With PKI it's all about consistency.  All systems trust the Enterprise CA; All Certs are Issued by the CA or SubCAs and Programs (like NPS) are using the same trust chain.

NPS/Network Device Checklist
RADIUS clients have been set up properly on the NPS Server
RADIUS servers are properly configured on the network devices
Is there connectivity between RADIUS clients and servers?

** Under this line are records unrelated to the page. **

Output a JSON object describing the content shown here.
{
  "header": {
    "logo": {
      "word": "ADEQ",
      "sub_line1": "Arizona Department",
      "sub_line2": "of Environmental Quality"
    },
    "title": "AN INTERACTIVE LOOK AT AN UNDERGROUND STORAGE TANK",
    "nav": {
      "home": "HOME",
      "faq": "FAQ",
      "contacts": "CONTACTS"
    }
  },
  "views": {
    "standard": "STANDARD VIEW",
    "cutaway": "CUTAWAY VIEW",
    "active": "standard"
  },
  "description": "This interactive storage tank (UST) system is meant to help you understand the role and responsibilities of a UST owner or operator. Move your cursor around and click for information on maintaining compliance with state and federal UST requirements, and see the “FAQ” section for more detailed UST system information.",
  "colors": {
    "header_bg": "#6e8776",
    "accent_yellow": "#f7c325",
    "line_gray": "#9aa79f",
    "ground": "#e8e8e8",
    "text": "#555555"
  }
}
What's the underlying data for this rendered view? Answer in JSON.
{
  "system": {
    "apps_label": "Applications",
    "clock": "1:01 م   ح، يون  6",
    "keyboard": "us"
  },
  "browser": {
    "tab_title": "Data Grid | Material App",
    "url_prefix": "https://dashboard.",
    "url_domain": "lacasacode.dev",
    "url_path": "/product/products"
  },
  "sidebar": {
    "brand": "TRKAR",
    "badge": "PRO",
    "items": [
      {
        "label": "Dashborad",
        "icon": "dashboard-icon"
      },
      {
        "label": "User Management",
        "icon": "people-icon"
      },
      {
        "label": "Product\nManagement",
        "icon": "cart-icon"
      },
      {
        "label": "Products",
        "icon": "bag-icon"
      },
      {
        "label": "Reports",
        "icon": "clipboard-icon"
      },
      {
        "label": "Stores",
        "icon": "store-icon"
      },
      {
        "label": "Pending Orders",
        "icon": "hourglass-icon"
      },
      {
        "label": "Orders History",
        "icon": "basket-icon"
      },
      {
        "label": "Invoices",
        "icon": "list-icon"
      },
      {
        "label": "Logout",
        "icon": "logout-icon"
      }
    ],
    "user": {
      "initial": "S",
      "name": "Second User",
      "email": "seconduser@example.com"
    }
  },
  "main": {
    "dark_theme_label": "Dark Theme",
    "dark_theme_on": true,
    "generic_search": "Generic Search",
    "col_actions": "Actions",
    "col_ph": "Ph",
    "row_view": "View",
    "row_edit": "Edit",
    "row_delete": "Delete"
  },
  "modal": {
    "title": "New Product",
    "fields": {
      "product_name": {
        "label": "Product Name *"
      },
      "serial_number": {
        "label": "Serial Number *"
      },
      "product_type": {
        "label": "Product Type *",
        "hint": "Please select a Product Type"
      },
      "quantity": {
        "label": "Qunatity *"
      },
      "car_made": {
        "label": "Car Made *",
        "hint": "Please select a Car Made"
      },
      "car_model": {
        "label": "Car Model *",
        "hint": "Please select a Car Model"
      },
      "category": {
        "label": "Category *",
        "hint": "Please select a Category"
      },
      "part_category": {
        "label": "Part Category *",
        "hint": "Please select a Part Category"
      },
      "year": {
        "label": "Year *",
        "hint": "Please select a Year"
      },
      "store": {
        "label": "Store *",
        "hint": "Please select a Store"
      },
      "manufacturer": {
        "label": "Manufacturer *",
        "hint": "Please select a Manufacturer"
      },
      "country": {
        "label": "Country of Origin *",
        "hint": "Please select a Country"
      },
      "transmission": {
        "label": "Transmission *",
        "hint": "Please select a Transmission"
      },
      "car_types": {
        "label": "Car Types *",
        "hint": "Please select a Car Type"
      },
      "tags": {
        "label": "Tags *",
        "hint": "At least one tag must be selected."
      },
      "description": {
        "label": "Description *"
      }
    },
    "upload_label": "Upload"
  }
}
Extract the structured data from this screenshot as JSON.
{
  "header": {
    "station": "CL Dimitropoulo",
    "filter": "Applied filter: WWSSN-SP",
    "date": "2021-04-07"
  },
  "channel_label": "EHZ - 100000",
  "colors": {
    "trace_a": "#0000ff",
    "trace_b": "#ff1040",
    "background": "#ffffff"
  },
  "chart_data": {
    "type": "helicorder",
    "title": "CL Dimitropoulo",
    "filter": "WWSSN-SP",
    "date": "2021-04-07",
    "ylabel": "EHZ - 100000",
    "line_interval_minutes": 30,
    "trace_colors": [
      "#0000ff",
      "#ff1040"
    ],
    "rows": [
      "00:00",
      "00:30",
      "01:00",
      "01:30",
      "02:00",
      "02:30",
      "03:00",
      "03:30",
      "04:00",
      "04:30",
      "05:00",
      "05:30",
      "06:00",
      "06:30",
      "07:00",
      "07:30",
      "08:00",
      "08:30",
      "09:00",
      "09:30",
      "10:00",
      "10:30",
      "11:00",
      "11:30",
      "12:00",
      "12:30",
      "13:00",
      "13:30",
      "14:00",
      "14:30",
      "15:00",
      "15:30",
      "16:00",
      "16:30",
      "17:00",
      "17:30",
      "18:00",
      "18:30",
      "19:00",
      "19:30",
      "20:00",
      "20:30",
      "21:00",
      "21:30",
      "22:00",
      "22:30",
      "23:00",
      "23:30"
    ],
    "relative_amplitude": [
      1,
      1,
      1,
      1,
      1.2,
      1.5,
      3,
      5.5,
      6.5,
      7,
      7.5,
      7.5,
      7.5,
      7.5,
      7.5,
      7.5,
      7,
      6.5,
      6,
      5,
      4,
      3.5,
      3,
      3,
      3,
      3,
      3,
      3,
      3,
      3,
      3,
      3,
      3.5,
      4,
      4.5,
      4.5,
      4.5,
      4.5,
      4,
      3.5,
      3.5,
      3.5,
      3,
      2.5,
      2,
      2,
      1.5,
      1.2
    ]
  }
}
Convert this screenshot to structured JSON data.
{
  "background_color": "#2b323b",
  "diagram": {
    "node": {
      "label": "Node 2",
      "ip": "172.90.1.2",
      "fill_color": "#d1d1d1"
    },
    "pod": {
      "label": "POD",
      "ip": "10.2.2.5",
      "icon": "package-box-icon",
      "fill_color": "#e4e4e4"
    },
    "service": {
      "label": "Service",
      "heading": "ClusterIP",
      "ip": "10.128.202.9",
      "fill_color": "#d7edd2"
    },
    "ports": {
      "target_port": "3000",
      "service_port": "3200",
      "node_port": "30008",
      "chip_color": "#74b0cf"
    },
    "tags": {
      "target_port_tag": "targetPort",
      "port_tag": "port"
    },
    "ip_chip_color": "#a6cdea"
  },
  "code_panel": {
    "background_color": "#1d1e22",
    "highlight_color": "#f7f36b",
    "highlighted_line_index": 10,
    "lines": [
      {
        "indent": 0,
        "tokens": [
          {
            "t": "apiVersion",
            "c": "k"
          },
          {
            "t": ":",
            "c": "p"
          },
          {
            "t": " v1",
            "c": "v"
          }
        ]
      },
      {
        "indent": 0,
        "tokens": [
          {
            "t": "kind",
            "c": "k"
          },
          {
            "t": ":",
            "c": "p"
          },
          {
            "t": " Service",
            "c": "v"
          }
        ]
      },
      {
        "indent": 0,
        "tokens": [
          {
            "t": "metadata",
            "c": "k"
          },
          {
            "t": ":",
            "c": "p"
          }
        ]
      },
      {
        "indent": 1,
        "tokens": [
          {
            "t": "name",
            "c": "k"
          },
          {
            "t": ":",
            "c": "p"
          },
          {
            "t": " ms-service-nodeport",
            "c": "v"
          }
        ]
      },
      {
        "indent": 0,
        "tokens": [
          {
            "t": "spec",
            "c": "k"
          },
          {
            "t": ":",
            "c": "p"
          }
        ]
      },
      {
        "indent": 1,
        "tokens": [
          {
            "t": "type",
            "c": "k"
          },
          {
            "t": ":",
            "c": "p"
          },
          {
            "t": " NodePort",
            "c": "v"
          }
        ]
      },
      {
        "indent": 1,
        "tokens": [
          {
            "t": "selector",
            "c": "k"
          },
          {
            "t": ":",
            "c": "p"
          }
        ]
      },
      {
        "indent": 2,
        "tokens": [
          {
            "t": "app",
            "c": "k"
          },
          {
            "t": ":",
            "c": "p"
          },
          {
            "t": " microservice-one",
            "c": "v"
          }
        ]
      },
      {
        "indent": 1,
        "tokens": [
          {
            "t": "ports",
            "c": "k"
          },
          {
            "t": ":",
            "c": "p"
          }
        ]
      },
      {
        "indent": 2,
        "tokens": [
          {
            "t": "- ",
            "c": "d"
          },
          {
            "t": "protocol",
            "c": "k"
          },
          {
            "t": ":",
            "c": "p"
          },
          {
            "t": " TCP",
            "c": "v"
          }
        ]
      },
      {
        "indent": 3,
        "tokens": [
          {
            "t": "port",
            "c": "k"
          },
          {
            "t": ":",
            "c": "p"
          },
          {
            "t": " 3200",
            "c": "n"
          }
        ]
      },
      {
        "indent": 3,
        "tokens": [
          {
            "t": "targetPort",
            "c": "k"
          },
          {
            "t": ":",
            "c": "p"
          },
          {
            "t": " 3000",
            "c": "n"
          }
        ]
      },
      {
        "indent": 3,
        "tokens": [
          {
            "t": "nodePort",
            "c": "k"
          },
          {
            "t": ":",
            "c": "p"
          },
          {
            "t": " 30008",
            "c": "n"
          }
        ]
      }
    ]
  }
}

Connection Request Policies are set up appropriately (Conditions/Settings)
Network Policies are set up to Allow access based on Conditions
Clients Meet the Conditions
Any conditions added (like AD group membership) must be met in order to have successful connections.
For example, if you're using a condition in which your Mac has to belong to a group called "Mac Workstations 802.1x" you can use the 'adquery user -A computername$ | grep MemberOf'  command to enumerate the AD groups that the computer belongs to

$ adquery user rpmacbook$ -A | grep memberOf Workstations 802.1x, Computers

802.1x Mac Group Policy
Is the Mac System Wifi-capable?
Wifi SSID is correct?
Template Name is correct?
The template Display Name may be different than the template Name
Has the policy been refreshed?  (adgpupdate - remember replication!)
System Preferences > System > Profiles contains payload?


Video Playlist


  1. Do I have to create two certificates for Ethernet and WiFi. I only created one for both but it seems that it gets confused with the profiles downloaded to the MAC

    1. I'm not sure why Centrify Engineer is telling me to create 2 Computer certificates one for WiFi an another for Ethernet. I never seen that.

  2. I'm the author of this article and I'd like you to point out where you read (or saw) that you need two certificates. The whole idea is that you can use the machine certificate for this.

    I have several environments and generate certs for other use cases (e.g. User Cert vs. Computer Cert) and you possible got confused by that.